Pinacoteca Nazionale – This collection holds numerous treasures of Sienese painting, including Duccio, Pietro and Ambrogio Lorenzetti, Simone Martini, Sassetta, Domenico Beccafumi and Lorenzo Lotto. Of particular note is the room dedicated to the astounding and immense drawings in plaster by Beccafumi; a request is in process to allow students access for sketching in the museum. Via San Pietro, 29. Open Mondays, 9 – 13:00, Tuesdays-Saturdays, 10 – 18:00. 4 euros.
Click here to download the PDF version of the Pinacoteca Brochure.
Museo Civico – The city museum of Siena, this museum holds some finest frescos of the Sienese School of political importance. Of note, the Maesta fresco by Simone Martini, the Allegory of Good and Bad Government fresco cycle by Ambrogio Lorenzetti, the Virtues of Illustrious Men and Gods fresco cycle by Taddeo di Bartolo, and ceiling frescos by Domenico Beccafumi.
Entrance from the courtyard of Palazzo Pubblico, Open 10:00-19:00, entrance 8 euros.
Santa Maria della Scala Museum Complex – Spread over 4 floors, this former hospital is now a museum housing several halls and special exhibitions, most recently Da Jacopo della Quercia a Donatello. Numerous Sienese artists completed works here, such as Ambrogio and Pietro Lorenzetti, Simone Martini, Jacopo della Quercia, and Sebastiano del Conca.
Piazza Duomo, 1 (right across from the Duomo). Open daily from 10:30-18:30. Entrance 6 euros.

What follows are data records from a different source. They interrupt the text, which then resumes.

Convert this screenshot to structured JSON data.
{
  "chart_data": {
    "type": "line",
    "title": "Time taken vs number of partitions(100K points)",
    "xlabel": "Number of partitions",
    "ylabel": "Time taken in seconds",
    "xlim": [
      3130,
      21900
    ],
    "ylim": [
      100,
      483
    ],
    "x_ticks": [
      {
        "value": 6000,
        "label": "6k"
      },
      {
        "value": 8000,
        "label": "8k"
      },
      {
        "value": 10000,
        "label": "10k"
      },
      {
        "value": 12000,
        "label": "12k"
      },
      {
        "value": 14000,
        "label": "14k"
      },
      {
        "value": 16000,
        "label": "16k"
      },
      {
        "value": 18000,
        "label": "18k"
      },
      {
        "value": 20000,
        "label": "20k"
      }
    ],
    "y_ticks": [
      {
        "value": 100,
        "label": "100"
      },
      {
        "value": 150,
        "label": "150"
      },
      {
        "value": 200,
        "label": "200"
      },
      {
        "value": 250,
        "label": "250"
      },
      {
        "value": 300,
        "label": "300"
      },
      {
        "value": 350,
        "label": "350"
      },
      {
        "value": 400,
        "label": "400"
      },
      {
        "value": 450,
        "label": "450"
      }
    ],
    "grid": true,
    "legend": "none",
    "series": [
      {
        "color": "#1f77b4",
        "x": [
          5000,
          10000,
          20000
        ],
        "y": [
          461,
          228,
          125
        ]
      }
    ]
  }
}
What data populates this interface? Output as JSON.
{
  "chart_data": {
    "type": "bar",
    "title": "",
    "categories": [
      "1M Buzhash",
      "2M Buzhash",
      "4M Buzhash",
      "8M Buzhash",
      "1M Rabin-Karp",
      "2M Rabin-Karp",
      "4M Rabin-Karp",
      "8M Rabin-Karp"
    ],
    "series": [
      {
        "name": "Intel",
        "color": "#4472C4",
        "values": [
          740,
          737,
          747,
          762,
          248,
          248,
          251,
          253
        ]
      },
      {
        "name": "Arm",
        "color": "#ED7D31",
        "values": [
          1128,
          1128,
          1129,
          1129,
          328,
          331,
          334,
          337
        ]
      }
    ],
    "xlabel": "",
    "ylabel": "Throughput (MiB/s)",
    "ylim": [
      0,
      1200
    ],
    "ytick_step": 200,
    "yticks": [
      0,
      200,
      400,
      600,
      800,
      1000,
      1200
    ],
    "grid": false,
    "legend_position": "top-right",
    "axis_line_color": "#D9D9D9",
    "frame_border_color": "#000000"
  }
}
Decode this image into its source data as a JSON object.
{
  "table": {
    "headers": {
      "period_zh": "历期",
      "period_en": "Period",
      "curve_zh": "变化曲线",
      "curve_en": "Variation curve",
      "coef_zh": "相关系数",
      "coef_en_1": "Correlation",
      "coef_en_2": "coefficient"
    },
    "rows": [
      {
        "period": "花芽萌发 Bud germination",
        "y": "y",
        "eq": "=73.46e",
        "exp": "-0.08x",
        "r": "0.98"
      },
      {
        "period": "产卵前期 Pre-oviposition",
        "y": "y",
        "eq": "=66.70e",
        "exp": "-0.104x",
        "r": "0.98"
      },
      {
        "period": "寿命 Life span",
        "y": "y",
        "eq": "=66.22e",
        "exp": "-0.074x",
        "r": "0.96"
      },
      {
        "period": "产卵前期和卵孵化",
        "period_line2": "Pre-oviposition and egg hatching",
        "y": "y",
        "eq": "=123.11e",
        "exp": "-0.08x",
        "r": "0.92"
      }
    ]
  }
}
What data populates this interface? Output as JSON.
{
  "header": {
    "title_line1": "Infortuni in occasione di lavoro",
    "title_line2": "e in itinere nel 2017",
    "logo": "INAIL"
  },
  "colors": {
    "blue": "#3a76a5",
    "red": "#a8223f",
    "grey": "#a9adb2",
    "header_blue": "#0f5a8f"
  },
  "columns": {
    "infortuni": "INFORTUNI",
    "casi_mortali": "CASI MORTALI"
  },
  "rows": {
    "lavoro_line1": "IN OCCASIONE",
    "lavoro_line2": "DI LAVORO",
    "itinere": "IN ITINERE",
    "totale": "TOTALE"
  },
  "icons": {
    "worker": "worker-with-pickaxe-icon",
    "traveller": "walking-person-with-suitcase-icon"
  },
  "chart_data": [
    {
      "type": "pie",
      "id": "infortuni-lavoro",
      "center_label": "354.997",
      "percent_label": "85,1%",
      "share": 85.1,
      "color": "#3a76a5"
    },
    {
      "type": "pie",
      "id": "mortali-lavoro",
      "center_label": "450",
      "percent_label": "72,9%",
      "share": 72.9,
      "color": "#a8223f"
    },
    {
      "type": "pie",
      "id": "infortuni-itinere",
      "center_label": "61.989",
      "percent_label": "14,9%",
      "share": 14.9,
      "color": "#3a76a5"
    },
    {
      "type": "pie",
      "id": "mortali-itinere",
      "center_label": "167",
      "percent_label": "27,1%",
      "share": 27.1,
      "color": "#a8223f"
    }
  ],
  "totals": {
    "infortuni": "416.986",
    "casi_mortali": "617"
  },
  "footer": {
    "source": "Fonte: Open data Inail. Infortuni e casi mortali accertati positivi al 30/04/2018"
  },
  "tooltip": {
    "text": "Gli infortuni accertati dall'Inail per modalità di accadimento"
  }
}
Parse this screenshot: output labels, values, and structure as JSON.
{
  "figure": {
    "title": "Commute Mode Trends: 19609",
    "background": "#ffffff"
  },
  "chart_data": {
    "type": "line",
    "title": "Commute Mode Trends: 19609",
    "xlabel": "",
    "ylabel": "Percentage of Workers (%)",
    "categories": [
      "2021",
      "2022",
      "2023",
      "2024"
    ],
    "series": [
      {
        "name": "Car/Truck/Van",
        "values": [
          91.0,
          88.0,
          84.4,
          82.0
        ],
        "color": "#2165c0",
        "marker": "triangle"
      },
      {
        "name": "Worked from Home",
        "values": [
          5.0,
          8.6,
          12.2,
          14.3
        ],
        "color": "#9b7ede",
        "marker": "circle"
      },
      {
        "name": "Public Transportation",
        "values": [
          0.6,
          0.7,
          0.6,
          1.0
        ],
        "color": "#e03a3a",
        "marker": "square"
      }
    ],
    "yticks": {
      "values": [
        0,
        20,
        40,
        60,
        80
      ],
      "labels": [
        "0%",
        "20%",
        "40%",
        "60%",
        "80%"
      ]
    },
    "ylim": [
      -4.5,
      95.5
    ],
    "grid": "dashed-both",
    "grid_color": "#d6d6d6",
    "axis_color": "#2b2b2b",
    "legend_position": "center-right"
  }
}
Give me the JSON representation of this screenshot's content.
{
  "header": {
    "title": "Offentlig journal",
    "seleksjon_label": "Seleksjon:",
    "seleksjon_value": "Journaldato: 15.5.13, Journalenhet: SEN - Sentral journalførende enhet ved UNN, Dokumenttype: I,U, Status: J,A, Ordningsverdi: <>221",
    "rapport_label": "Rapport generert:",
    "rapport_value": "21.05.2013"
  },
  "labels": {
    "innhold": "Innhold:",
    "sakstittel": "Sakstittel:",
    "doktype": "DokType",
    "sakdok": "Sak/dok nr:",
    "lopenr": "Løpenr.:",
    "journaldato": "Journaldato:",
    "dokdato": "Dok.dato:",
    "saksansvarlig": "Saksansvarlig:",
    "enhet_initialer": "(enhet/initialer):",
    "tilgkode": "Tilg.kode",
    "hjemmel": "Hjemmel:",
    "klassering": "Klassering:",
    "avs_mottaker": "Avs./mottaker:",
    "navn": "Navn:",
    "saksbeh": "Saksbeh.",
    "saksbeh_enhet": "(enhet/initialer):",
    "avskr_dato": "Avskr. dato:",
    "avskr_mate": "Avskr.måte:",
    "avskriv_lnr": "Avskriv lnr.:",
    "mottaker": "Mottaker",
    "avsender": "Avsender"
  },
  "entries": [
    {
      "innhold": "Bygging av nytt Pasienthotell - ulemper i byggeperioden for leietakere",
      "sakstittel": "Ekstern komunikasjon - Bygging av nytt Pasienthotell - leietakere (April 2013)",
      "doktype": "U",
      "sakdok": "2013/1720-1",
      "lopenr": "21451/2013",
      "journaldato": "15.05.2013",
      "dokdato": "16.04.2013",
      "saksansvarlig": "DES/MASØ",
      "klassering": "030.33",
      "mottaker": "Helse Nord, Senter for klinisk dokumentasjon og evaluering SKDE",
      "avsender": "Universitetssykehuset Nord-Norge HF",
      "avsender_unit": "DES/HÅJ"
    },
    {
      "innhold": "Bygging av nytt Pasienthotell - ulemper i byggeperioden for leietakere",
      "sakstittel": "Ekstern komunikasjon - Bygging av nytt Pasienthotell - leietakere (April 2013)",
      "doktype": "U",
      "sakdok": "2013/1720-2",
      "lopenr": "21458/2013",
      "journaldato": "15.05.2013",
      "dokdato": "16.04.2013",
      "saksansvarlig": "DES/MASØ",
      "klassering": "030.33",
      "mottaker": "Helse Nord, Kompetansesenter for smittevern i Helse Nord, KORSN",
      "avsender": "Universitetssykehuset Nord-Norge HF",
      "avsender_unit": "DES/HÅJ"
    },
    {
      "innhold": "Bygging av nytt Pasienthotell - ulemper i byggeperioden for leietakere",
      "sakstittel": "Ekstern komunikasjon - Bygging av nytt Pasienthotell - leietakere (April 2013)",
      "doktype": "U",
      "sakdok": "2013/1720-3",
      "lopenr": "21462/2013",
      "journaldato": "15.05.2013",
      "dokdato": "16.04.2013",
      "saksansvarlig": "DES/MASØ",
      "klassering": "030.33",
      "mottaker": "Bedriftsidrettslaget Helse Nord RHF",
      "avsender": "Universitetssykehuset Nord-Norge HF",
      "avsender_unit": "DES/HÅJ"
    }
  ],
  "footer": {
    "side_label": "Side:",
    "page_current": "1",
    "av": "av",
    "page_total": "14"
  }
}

Piazza del Campo – Siena’s heart is its central piazza known as Il Campo and world-reknown for its famous Palio, a festival and horse race that takes place on the piazza itself two times each summer, July 2 and August 16. The ten jockeys ride bareback, circling the Piazza del Campo three times and the race usually lasts no more than 90 seconds. It is not uncommon for a few of the jockeys to be thrown off their horses while making the treacherous turns in the piazza and indeed it is not unusual to see horses finishing the race without their jockeys. The Palio in fact is won by the horse who represents his city ward or “contrada,” and not by the jockeys. A horse who wins without a jockey is known locally as winning “scosso.”